Clock rate has little benefit with or without more accelerators.  More aggressive design may have increased clock rate by 50%.    Why? MLP (multi-layer perceptron) and LSTMs are memory bound, but only CNN are compute bound.

Thursday, July 27, 2017

TensorFlow Ramp Up Notes

Quick post.  This was written some time ago but cleaned up this morning.  Similar in essence to a previous entry on neural nets.
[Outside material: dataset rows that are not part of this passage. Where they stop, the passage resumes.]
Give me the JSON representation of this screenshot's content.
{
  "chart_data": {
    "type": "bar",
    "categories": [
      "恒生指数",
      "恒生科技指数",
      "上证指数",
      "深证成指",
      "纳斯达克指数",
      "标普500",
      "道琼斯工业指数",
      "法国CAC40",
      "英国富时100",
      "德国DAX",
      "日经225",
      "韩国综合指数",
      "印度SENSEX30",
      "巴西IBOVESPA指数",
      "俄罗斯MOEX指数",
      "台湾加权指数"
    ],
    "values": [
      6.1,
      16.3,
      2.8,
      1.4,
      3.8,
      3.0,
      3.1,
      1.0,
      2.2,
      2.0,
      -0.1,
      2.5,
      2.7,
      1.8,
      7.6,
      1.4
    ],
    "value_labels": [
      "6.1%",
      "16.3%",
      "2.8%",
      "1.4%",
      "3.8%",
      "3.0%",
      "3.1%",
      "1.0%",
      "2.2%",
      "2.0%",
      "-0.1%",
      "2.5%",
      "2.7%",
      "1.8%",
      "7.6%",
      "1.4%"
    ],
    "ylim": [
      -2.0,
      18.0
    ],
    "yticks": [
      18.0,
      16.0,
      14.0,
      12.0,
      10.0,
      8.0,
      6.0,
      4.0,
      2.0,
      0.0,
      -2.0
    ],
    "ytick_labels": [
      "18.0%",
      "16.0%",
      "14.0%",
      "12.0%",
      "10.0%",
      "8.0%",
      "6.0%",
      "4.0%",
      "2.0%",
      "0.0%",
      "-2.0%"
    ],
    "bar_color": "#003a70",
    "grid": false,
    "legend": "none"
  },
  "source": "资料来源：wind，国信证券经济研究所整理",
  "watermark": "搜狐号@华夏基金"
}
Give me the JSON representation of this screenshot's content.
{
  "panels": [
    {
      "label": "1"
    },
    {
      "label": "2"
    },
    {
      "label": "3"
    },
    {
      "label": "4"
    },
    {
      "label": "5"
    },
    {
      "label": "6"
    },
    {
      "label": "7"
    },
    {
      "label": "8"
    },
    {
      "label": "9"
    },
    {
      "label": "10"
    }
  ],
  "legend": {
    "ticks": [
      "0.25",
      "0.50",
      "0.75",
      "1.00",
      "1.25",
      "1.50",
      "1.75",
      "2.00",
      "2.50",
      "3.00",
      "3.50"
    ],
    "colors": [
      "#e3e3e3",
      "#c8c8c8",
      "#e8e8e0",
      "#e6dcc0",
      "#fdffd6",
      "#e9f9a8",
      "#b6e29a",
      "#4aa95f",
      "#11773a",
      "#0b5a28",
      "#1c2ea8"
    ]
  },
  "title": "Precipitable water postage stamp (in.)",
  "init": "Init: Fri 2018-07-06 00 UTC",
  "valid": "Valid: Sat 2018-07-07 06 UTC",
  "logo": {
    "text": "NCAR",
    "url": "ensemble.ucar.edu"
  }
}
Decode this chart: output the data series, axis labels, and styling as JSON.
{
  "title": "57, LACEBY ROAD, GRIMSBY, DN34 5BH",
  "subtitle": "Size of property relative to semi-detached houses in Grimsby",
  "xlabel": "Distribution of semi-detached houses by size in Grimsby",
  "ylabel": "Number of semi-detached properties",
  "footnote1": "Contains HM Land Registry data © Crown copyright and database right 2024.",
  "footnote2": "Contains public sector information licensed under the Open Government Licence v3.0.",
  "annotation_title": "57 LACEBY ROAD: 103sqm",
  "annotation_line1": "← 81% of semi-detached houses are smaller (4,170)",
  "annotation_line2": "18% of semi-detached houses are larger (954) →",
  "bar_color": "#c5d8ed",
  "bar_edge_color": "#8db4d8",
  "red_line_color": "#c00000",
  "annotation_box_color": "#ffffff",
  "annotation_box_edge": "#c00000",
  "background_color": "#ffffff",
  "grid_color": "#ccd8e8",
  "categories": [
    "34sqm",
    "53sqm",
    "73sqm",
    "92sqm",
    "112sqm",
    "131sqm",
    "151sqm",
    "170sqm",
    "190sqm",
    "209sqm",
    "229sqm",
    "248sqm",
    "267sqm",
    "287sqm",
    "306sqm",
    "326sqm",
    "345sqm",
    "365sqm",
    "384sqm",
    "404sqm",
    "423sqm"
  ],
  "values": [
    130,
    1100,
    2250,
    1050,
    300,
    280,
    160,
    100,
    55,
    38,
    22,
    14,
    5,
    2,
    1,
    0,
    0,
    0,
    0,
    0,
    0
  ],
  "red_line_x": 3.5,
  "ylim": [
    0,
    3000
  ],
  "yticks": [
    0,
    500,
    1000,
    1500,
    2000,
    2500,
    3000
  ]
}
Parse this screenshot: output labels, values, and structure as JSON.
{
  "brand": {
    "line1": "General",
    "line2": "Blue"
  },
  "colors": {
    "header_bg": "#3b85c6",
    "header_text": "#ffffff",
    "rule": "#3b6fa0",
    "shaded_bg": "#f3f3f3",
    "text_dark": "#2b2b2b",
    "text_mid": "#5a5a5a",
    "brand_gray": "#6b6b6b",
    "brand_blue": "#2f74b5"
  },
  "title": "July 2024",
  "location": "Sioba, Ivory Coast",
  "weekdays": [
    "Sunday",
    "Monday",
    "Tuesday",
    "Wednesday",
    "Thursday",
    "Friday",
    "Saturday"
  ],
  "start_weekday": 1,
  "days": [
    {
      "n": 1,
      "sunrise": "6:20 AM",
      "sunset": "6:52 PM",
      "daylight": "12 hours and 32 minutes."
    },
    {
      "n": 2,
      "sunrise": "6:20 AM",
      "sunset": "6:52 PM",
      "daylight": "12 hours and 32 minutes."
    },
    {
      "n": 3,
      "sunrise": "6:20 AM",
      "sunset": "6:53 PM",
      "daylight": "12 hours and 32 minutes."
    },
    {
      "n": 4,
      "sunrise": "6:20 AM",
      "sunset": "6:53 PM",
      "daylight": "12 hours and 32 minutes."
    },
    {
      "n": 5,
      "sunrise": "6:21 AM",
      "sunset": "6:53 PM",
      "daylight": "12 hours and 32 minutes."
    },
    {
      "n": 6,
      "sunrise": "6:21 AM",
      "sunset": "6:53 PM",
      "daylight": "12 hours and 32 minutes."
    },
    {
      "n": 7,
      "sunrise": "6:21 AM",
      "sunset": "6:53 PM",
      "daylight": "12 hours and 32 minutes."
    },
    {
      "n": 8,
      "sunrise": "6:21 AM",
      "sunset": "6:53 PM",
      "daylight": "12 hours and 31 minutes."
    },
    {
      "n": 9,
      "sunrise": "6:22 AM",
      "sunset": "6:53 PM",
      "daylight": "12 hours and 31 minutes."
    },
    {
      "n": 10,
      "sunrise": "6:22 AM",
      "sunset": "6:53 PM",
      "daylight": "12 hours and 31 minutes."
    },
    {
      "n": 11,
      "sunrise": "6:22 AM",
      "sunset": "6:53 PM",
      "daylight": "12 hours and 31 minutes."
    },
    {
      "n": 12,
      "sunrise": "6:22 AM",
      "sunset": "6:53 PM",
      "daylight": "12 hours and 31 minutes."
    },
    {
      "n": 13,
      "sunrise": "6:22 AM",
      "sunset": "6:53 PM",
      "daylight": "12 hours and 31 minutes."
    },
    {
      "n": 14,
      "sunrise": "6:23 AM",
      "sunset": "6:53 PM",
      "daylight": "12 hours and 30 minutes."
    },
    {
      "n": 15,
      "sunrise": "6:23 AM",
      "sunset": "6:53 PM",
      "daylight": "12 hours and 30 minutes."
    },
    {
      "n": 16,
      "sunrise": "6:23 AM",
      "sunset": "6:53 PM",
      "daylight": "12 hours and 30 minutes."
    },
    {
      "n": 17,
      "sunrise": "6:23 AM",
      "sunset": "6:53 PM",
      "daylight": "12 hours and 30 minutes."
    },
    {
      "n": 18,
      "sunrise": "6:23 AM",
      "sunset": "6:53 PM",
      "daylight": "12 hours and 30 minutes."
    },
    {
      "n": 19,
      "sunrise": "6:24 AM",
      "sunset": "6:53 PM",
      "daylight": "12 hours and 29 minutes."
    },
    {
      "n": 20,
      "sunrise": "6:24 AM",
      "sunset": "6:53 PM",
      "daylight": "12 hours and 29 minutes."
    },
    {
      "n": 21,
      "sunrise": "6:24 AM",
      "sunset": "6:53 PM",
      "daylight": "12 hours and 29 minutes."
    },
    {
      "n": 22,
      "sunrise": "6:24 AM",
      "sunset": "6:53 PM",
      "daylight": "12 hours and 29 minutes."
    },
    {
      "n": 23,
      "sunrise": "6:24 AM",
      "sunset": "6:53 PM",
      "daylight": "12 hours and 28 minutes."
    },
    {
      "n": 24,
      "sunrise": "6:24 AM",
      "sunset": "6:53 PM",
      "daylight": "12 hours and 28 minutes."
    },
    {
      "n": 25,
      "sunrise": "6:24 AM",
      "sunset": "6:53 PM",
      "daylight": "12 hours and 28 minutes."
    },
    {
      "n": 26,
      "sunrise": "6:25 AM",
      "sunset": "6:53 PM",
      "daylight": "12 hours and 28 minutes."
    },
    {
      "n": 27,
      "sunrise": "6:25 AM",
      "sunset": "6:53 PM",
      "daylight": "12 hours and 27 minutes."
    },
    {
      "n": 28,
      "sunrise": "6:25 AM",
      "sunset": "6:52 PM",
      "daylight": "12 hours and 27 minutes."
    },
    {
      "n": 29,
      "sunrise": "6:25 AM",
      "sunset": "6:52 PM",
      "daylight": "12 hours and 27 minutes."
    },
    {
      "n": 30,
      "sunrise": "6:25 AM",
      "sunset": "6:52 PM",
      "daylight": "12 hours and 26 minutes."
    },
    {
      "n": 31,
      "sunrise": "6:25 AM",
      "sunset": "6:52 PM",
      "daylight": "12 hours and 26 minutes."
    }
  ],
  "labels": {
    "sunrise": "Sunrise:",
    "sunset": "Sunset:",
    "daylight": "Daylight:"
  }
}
TensorFlow: Large-Scale Machine Learning on Heterogeneous Distributed Systems

TensorFlow computation is described by directed graph that represents a dataflow computation, with extensions for maintaining/updating persistent state and for branching and looping control.  Each node has 0 or mode inputs and 0 or more outputs, represents and instance of an operation.  Values that flow along normal edges are called Tensors. Special edges called control dependencies can also exist.  No data flows on such edges.

An operation has a name and represents an abstract computation (matrix mult. or add). An operation can have attributes that are provided at graph-construction time. A kernel is a implementation of an operation that can be run on a particular type of device.

The main component of a TensorFlow system are the client, which communicates with the master, and one or more worker processes.  Each worker process is responsible to arbitrating access to 1 or more devices (GPU,CPU,etc.).  The worker process executes a sub graph.  Communication between nodes is achieved using send/receive primitives (RDMA, TCP).

Carefully scheduling of TF operations can result in better performance of the system, specifically with response to data transfers or memory usage (in GPU, memory is scarce).

Pre-existing highly-optimized numerical libraries (BLAS, cuBLAS, etc.) are used to implement kernels for some operations.

Some ML algorithms, including those typically used for training neural networks, are tolerant of noise and reduced precision arithmetic.